Из угла крытой персидским ковром оттоманки, на которой лежал лорд Генри Уоттон, куря, по своему обыкновению, бесчисленные папиросы, был виден лишь яркий проблеск куста ракитника, покрытого золотисто-желтыми и душистыми, как мед, цветами, и казалось, что подрагивающие ветви едва выдерживают тяжесть этой пылающей красоты. Иногда по длинным чесучовым занавесям, закрывающим огромное окно, порхали фантастические тени птиц, на мгновение создавая впечатление японской картины, что наводило лежащего на мысль о токийских художниках с блеклыми, нефритовыми лицами: средствами искусства, по природе своей неподвижного, те пытались передать ощущение быстроты и движения. Негромкое жужжание пчел, пробивающих себе путь сквозь высокую некошеную траву или кружащихся с монотонной настойчивостью вокруг пыльных, подобных золотистым рожкам соцветий раскидистой жимолости, делало ощущение оцепенелости еще более гнетущим. Глухой шум со стороны Лондона звучал как басовая нота далекого органа.
В центре комнаты на мольберте стоял писанный во весь рост портрет молодого человека редкой красоты, а перед ним на некотором расстоянии сидел и сам художник Бэзил Холлуорд, чье внезапное исчезновение несколько лет назад вызвало столь бурную реакцию в обществе и дало пищу для многих невероятных предположений.
Когда художник взглянул на изящный, притягательный образ, так искусно переданный им на холсте, по его лицу скользнула довольная улыбка, готовая, казалось бы, там задержаться. Но вдруг он вскочил и, закрыв глаза, дотронулся пальцами до век, словно хотел удержать в своем сознании какой-то удивительный сон и боялся проснуться.
– Это твоя лучшая работа, Бэзил, самое лучшее из всего, что ты создал, – лениво протянул лорд Генри. – Ты непременно должен отправить ее на будущий год в Гроувенор[2]. В Академии слишком много пространства и пошлости. Как ни пойду туда, там или чересчур много народа и потому невозможно разглядеть картины, что отвратительно, или чересчур много картин и потому невозможно разглядеть людей, что еще хуже. Право же, Гроувенор – единственное достойное место.
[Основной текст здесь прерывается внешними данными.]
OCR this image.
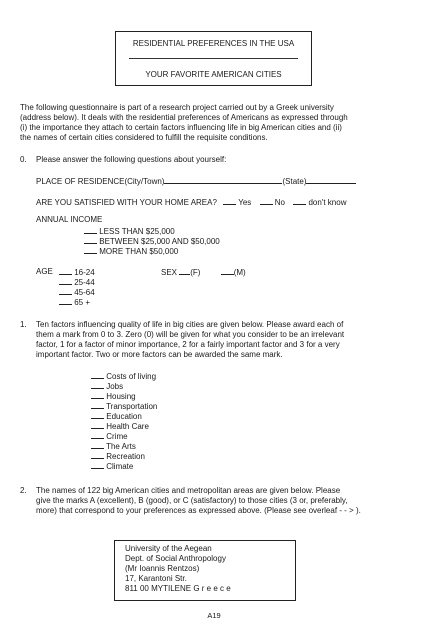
RESIDENTIAL PREFERENCES IN THE USA
YOUR FAVORITE AMERICAN CITIES
The following questionnaire is part of a research project carried out by a Greek university
(address below). It deals with the residential preferences of Americans as expressed through
(i) the importance they attach to certain factors influencing life in big American cities and (ii)
the names of certain cities considered to fulfill the requisite conditions.
0. Please answer the following questions about yourself:
PLACE OF RESIDENCE(City/Town)	(State)
ARE YOU SATISFIED WITH YOUR HOME AREA?	Yes	No	don't know
ANNUAL INCOME
LESS THAN $25,000
BETWEEN $25,000 AND $50,000
MORE THAN $50,000
AGE	16-24
25-44
45-64
65 +
SEX (F)	(M)
1. Ten factors influencing quality of life in big cities are given below. Please award each of
them a mark from 0 to 3. Zero (0) will be given for what you consider to be an irrelevant
factor, 1 for a factor of minor importance, 2 for a fairly important factor and 3 for a very
important factor. Two or more factors can be awarded the same mark.
Costs of living
Jobs
Housing
Transportation
Education
Health Care
Crime
The Arts
Recreation
Climate
2. The names of 122 big American cities and metropolitan areas are given below. Please
give the marks A (excellent), B (good), or C (satisfactory) to those cities (3 or, preferably,
more) that correspond to your preferences as expressed above. (Please see overleaf - - > ).
University of the Aegean
Dept. of Social Anthropology
(Mr Ioannis Rentzos)
17, Karantoni Str.
811 00 MYTILENE G r e e c e
A19
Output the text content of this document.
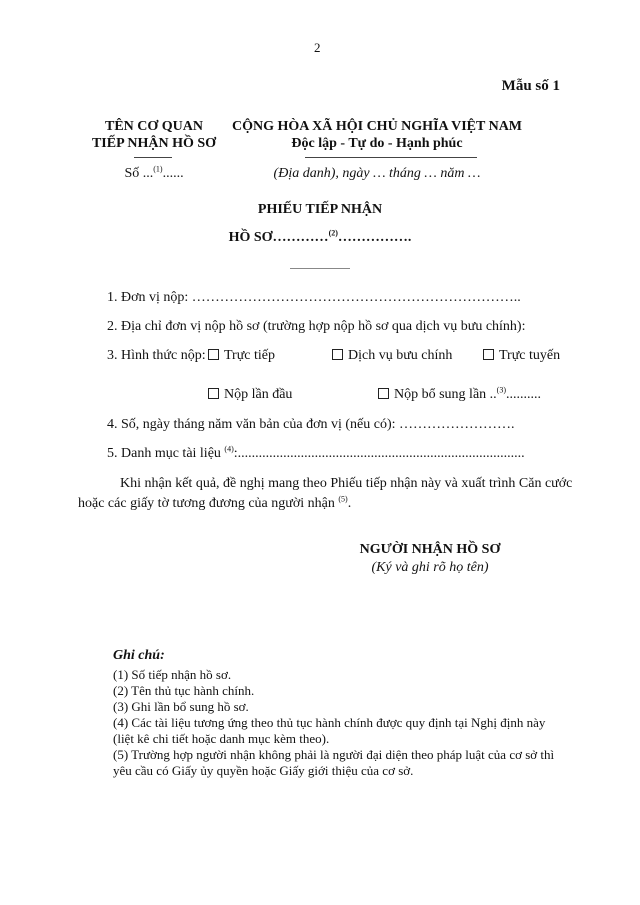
2
Mẫu số 1
TÊN CƠ QUAN
TIẾP NHẬN HỒ SƠ
Số ...$^{(1)}$......
CỘNG HÒA XÃ HỘI CHỦ NGHĨA VIỆT NAM
Độc lập - Tự do - Hạnh phúc
(Địa danh), ngày … tháng … năm …
PHIẾU TIẾP NHẬN
HỒ SƠ…………$^{(2)}$…………….
1. Đơn vị nộp: ……………………………………………………………..
2. Địa chỉ đơn vị nộp hồ sơ (trường hợp nộp hồ sơ qua dịch vụ bưu chính):
3. Hình thức nộp:	Trực tiếp	Dịch vụ bưu chính	Trực tuyến
Nộp lần đầu	Nộp bổ sung lần ..$^{(3)}$..........
4. Số, ngày tháng năm văn bản của đơn vị (nếu có): …………………….
5. Danh mục tài liệu $^{(4)}$:..................................................................................
Khi nhận kết quả, đề nghị mang theo Phiếu tiếp nhận này và xuất trình Căn cước
hoặc các giấy tờ tương đương của người nhận $^{(5)}$.
NGƯỜI NHẬN HỒ SƠ
(Ký và ghi rõ họ tên)
Ghi chú:
(1) Số tiếp nhận hồ sơ.
(2) Tên thủ tục hành chính.
(3) Ghi lần bổ sung hồ sơ.
(4) Các tài liệu tương ứng theo thủ tục hành chính được quy định tại Nghị định này
(liệt kê chi tiết hoặc danh mục kèm theo).
(5) Trường hợp người nhận không phải là người đại diện theo pháp luật của cơ sở thì
yêu cầu có Giấy ủy quyền hoặc Giấy giới thiệu của cơ sở.
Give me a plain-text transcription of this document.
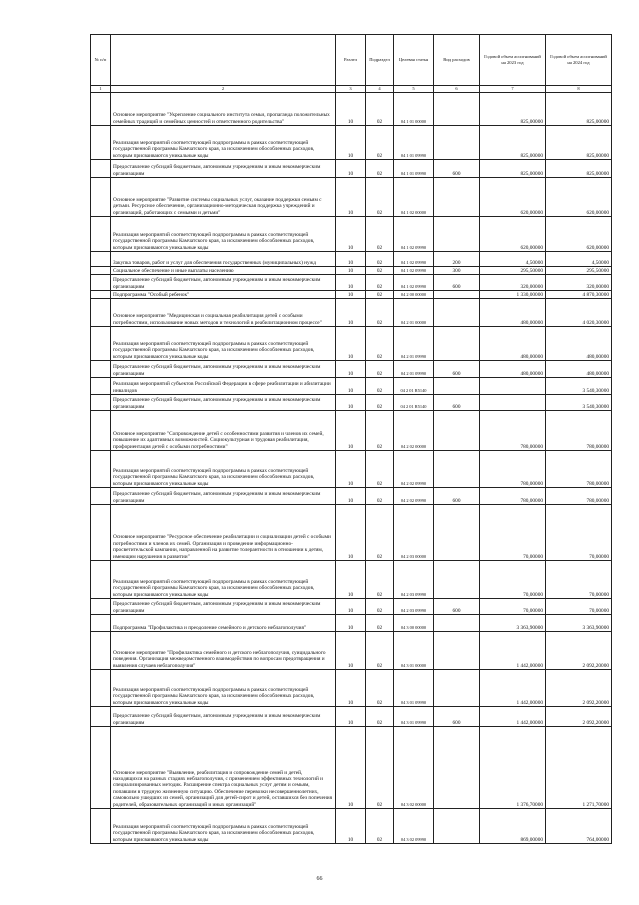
№ п/п		Разлел	Подраздел	Целевая статья	Вид расходов	Годовой объем ассигнований на 2023 год	Годовой объем ассигнований на 2024 год
1	2	3	4	5	6	7	8
	Основное мероприятие "Укрепление социального института семьи, пропаганда положительных семейных традиций и семейных ценностей и ответственного родительства"	10	02	04 1 01 00000		825,00000	825,00000
	Реализация мероприятий соответствующей подпрограммы в рамках соответствующей государственной программы Камчатского края, за исключением обособленных расходов, которым присваиваются уникальные коды	10	02	04 1 01 09990		825,00000	825,00000
	Предоставление субсидий бюджетным, автономным учреждениям и иным некоммерческим организациям	10	02	04 1 01 09990	600	825,00000	825,00000
	Основное мероприятие "Развитие системы социальных услуг, оказание поддержки семьям с детьми. Ресурсное обеспечение, организационно-методическая поддержка учреждений и организаций, работающих с семьями и детьми"	10	02	04 1 02 00000		620,00000	620,00000
	Реализация мероприятий соответствующей подпрограммы в рамках соответствующей государственной программы Камчатского края, за исключением обособленных расходов, которым присваиваются уникальные коды	10	02	04 1 02 09990		620,00000	620,00000
	Закупка товаров, работ и услуг для обеспечения государственных (муниципальных) нужд	10	02	04 1 02 09990	200	4,50000	4,50000
	Социальное обеспечение и иные выплаты населению	10	02	04 1 02 09990	300	295,50000	295,50000
	Предоставление субсидий бюджетным, автономным учреждениям и иным некоммерческим организациям	10	02	04 1 02 09990	600	320,00000	320,00000
	Подпрограмма "Особый ребенок"	10	02	04 2 00 00000		1 330,00000	4 870,30000
	Основное мероприятие "Медицинская и социальная реабилитация детей с особыми потребностями, использование новых методов и технологий в реабилитационном процессе"	10	02	04 2 01 00000		480,00000	4 020,30000
	Реализация мероприятий соответствующей подпрограммы в рамках соответствующей государственной программы Камчатского края, за исключением обособленных расходов, которым присваиваются уникальные коды	10	02	04 2 01 09990		480,00000	480,00000
	Предоставление субсидий бюджетным, автономным учреждениям и иным некоммерческим организациям	10	02	04 2 01 09990	600	480,00000	480,00000
	Реализация мероприятий субъектов Российской Федерации в сфере реабилитации и абилитации инвалидов	10	02	04 2 01 R5140			3 540,30000
	Предоставление субсидий бюджетным, автономным учреждениям и иным некоммерческим организациям	10	02	04 2 01 R5140	600		3 540,30000
	Основное мероприятие "Сопровождение детей с особенностями развития и членов их семей, повышение их адаптивных возможностей. Социокультурная и трудовая реабилитация, профориентация детей с особыми потребностями"	10	02	04 2 02 00000		780,00000	780,00000
	Реализация мероприятий соответствующей подпрограммы в рамках соответствующей государственной программы Камчатского края, за исключением обособленных расходов, которым присваиваются уникальные коды	10	02	04 2 02 09990		780,00000	780,00000
	Предоставление субсидий бюджетным, автономным учреждениям и иным некоммерческим организациям	10	02	04 2 02 09990	600	780,00000	780,00000
	Основное мероприятие "Ресурсное обеспечение реабилитации и социализации детей с особыми потребностями и членов их семей. Организация и проведение информационно-просветительской кампании, направленной на развитие толерантности в отношении к детям, имеющим нарушения в развитии"	10	02	04 2 03 00000		70,00000	70,00000
	Реализация мероприятий соответствующей подпрограммы в рамках соответствующей государственной программы Камчатского края, за исключением обособленных расходов, которым присваиваются уникальные коды	10	02	04 2 03 09990		70,00000	70,00000
	Предоставление субсидий бюджетным, автономным учреждениям и иным некоммерческим организациям	10	02	04 2 03 09990	600	70,00000	70,00000
	Подпрограмма "Профилактика и преодоление семейного и детского неблагополучия"	10	02	04 3 00 00000		3 363,90000	3 363,90000
	Основное мероприятие "Профилактика семейного и детского неблагополучия, суицидального поведения. Организация межведомственного взаимодействия по вопросам предотвращения и выявления случаев неблагополучия"	10	02	04 3 01 00000		1 442,00000	2 092,20000
	Реализация мероприятий соответствующей подпрограммы в рамках соответствующей государственной программы Камчатского края, за исключением обособленных расходов, которым присваиваются уникальные коды	10	02	04 3 01 09990		1 442,00000	2 092,20000
	Предоставление субсидий бюджетным, автономным учреждениям и иным некоммерческим организациям	10	02	04 3 01 09990	600	1 442,00000	2 092,20000
	Основное мероприятие "Выявление, реабилитация и сопровождение семей и детей, находящихся на разных стадиях неблагополучия, с применением эффективных технологий и специализированных методик. Расширение спектра социальных услуг детям и семьям, попавшим в трудную жизненную ситуацию. Обеспечение перевозки несовершеннолетних, самовольно ушедших из семей, организаций для детей-сирот и детей, оставшихся без попечения родителей, образовательных организаций и иных организаций"	10	02	04 3 02 00000		1 376,70000	1 271,70000
	Реализация мероприятий соответствующей подпрограммы в рамках соответствующей государственной программы Камчатского края, за исключением обособленных расходов, которым присваиваются уникальные коды	10	02	04 3 02 09990		869,00000	764,00000
66
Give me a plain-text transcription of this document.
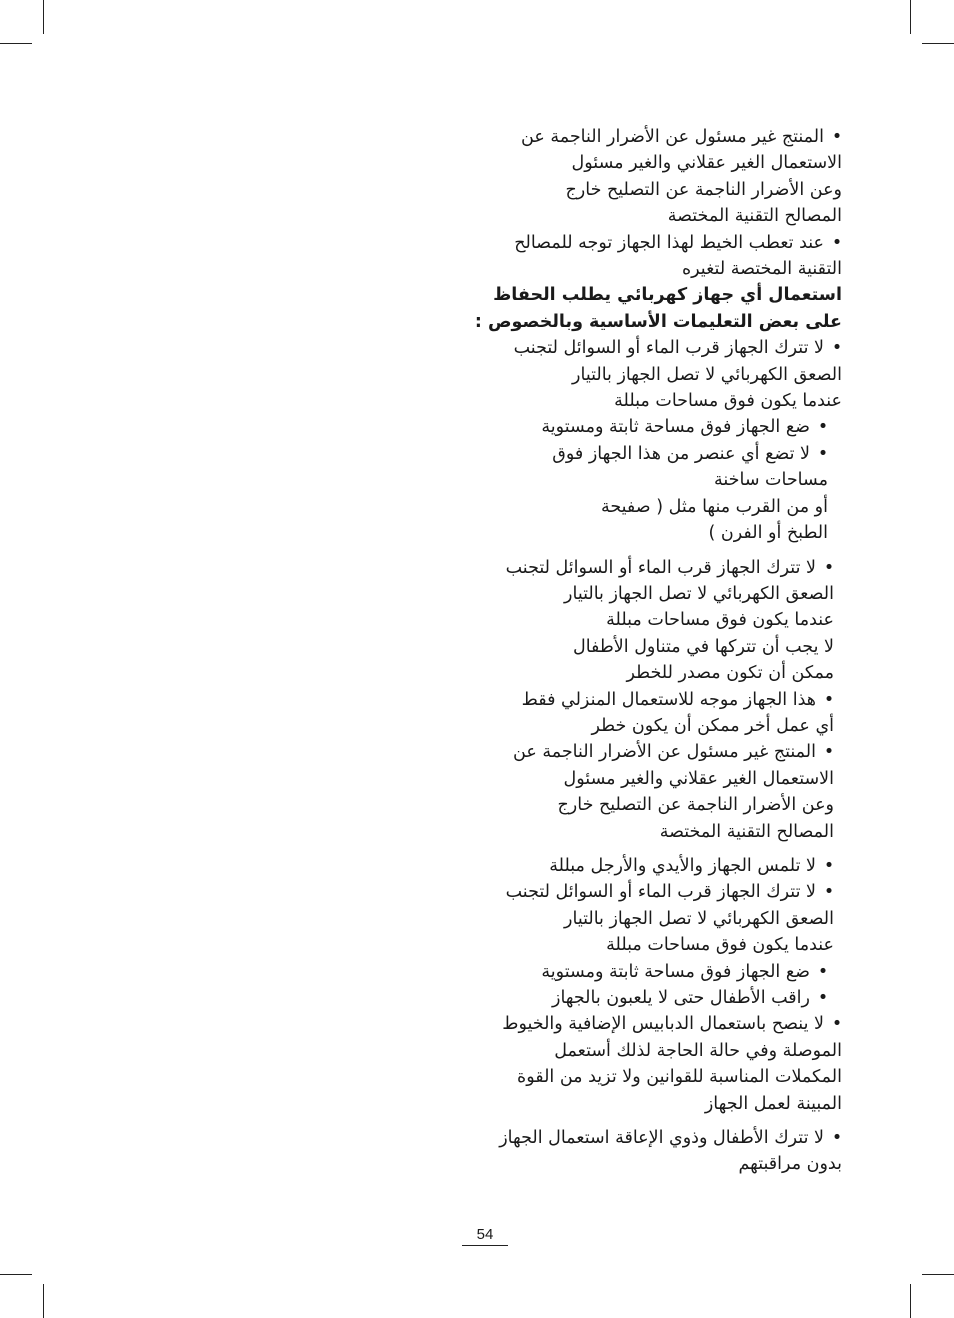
•
المنتج غير مسئول عن الأضرار الناجمة عن
الاستعمال الغير عقلاني والغير مسئول
وعن الأضرار الناجمة عن التصليح خارج
المصالح التقنية المختصة
•
عند تعطب الخيط لهذا الجهاز توجه للمصالح
التقنية المختصة لتغيره
استعمال أي جهاز كهربائي يطلب الحفاظ
على بعض التعليمات الأساسية وبالخصوص :
•
لا تترك الجهاز قرب الماء أو السوائل لتجنب
الصعق الكهربائي لا تصل الجهاز بالتيار
عندما يكون فوق مساحات مبللة
•
ضع الجهاز فوق مساحة ثابتة ومستوية
•
لا تضع أي عنصر من هذا الجهاز فوق
مساحات ساخنة
أو من القرب منها مثل ( صفيحة
الطبخ أو الفرن )
•
لا تترك الجهاز قرب الماء أو السوائل لتجنب
الصعق الكهربائي لا تصل الجهاز بالتيار
عندما يكون فوق مساحات مبللة
لا يجب أن تتركها في متناول الأطفال
ممكن أن تكون مصدر للخطر
•
هذا الجهاز موجه للاستعمال المنزلي فقط
أي عمل أخر ممكن أن يكون خطر
•
المنتج غير مسئول عن الأضرار الناجمة عن
الاستعمال الغير عقلاني والغير مسئول
وعن الأضرار الناجمة عن التصليح خارج
المصالح التقنية المختصة
•
لا تلمس الجهاز والأيدي والأرجل مبللة
•
لا تترك الجهاز قرب الماء أو السوائل لتجنب
الصعق الكهربائي لا تصل الجهاز بالتيار
عندما يكون فوق مساحات مبللة
•
ضع الجهاز فوق مساحة ثابتة ومستوية
•
راقب الأطفال حتى لا يلعبون بالجهاز
•
لا ينصح باستعمال الدبابيس الإضافية والخيوط
الموصلة وفي حالة الحاجة لذلك أستعمل
المكملات المناسبة للقوانين ولا تزيد من القوة
المبينة لعمل الجهاز
•
لا تترك الأطفال وذوي الإعاقة استعمال الجهاز
بدون مراقبتهم
54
– Не думаю, что я вообще ее куда-нибудь пошлю, – ответил художник, по привычке как-то нелепо откинув назад голову, из-за чего приятели потешались над ним в Оксфорде. – Нет, никуда я ее не пошлю.
Лорд Генри вскинул брови и посмотрел на него с изумлением сквозь прозрачно-голубые струйки дыма, завивавшиеся причудливыми кольцами от его изрядно сдобренной опиумом папиросы.
– Никуда не пошлешь? Но, дорогой друг, почему? По какой причине? Странные вы люди, художники! Из кожи вон лезете, чтобы добиться признания. А добившись, похоже, тут же стремитесь от него избавиться. Очень глупо с твоей стороны, ибо на всем свете только одно может быть хуже популярности – это отсутствие популярности. Такой портрет вознесет тебя над всеми молодыми художниками Англии и вызовет зависть у стариков, если старики вообще способны испытывать чувства.
– Знаю, ты будешь надо мной смеяться, – ответил Бэзил, – но я не могу его выставить. Я вложил в него слишком много самого себя.
Лорд Генри вытянулся на оттоманке и расхохотался.
– Да, я не сомневался, что тебя это рассмешит. И все же то, что я сказал, правда.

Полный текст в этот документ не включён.